Maia tenía el cabello oscuro, además de unos brillantes ojos grises que miraban indiferentes a su alrededor. Así era Maia: indiferente.

Era un año mayor que Annie, teniendo Maia diecisiete. Su hermana había sido electa para los Juegos del Hambre pasados, había intentado ofrecerse como voluntaria en su lugar, pero su padre se lo había prohibido.

Annie resultó victoriosa pero con un severo trauma al ver a su compañero de distrito decapitado. Desde entonces Maia se había encargado de cuidarla, siendo una segunda madre para ella.

Se quedó de pie observando a la multitud, quienes la miraban en completo silencio, era una mirada cargada de lástima.

A su lado se unió un chiquillo de apenas 12 años, tenía el cabello rubio y el rostro pecoso, además de que era flaco, Maia podía verle los huesos a través de la camisa. Intentó no pensarlo pero sabía que él no iba a sobrevivir, todo el Distrito lo sabía.

Se dirigieron al Edificio de Justicia, donde sus respectivas familias iría a despedirse de ambos. Maia suspiró, deseaba quitarle el sufrimiento a Annie, pero parecía ser que cuanto más lo intentaba más sufría.

El lugar era lujoso, había alfombras blancas y sofás de terciopelo. Maia acarició la tela para tranquilizarse.

No tardó en aparecer su hermana, su cabello rojo resaltaba, tenía el rostro hinchado por tanto llorar. Maia la abrazó.

—Todo estará bien, Annie, te lo prometo.

Annie intentó asentir sin dejar de temblar.

—Puedes ganar, May... eres más fuerte que yo.

Maia sonrió sin ganas, estaba segura de que tenía los días contados. Los chicos que participaban en los juegos eran brutales, en especial los del Distrito 1 y 2, quienes acostumbraban a ganar. Además de que ella no destacaba por su gran musculatura, era una chica delgada aunque bastante alta.
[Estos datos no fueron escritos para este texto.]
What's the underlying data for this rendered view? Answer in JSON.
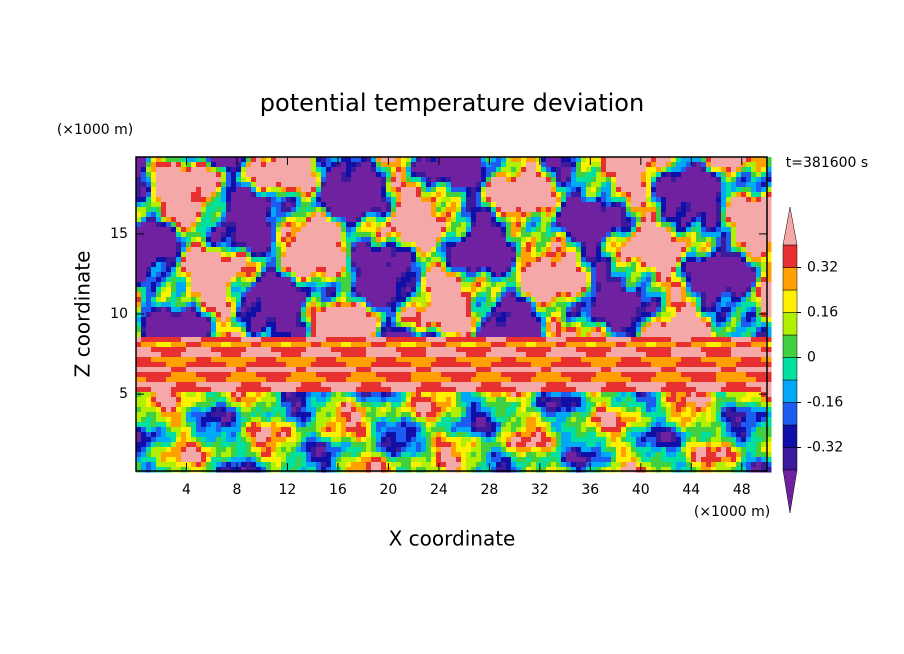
{
  "chart_data": {
    "type": "contour",
    "title": "potential temperature deviation",
    "x_label": "X coordinate",
    "y_label": "Z coordinate",
    "x_unit": "(×1000 m)",
    "y_unit": "(×1000 m)",
    "annotation": "t=381600 s",
    "xlim": [
      0,
      50
    ],
    "xticks": [
      4,
      8,
      12,
      16,
      20,
      24,
      28,
      32,
      36,
      40,
      44,
      48
    ],
    "ylim": [
      0.2,
      19.8
    ],
    "yticks": [
      5,
      10,
      15
    ],
    "clim": [
      -0.4,
      0.4
    ],
    "cticks": [
      -0.32,
      -0.16,
      0,
      0.16,
      0.32
    ],
    "colors": [
      "#7021a0",
      "#3c1a9c",
      "#1010a8",
      "#1c5cf0",
      "#00a8f8",
      "#00e0a0",
      "#40d040",
      "#b0f000",
      "#fff000",
      "#ffa000",
      "#e83030",
      "#f4a8a8"
    ]
  }
}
—Sí... sé que puedo —dijo Maia, en un intento de parecer segura.

Annie volvió a abrazarla y después entró su madre, quien las abrazó a ambas.

—Mis niñas —susurró sin soltarlas—. Annie, espera afuera, ¿quieres?

La pelirroja asintió sin poder dejar de llorar, se despidió de Maia con un último abrazo y salió de la habitación.

Su madre la miraba fijamente, su cabello castaño estaba atado en una trenza y tenía los ojos azules llenos de lágrimas.

—Prométeme que vivirás, May, prométeme que harás lo que sea para sobrevivir.

La chica asintió y abrazó a su madre.

—Sé que volverás, confío plenamente en que lo harás.

—Espero tengas razón —murmuró Maia.

Los Agentes de la Paz no tardaron en aparecer, llevándose a su madre de ahí y dejándola completamente sola.

Se dirigieron a la estación de tren, nunca antes había viajado en auto, mucho menos en tren. Intentó disfrutar del paseo mientras miraba a su alrededor.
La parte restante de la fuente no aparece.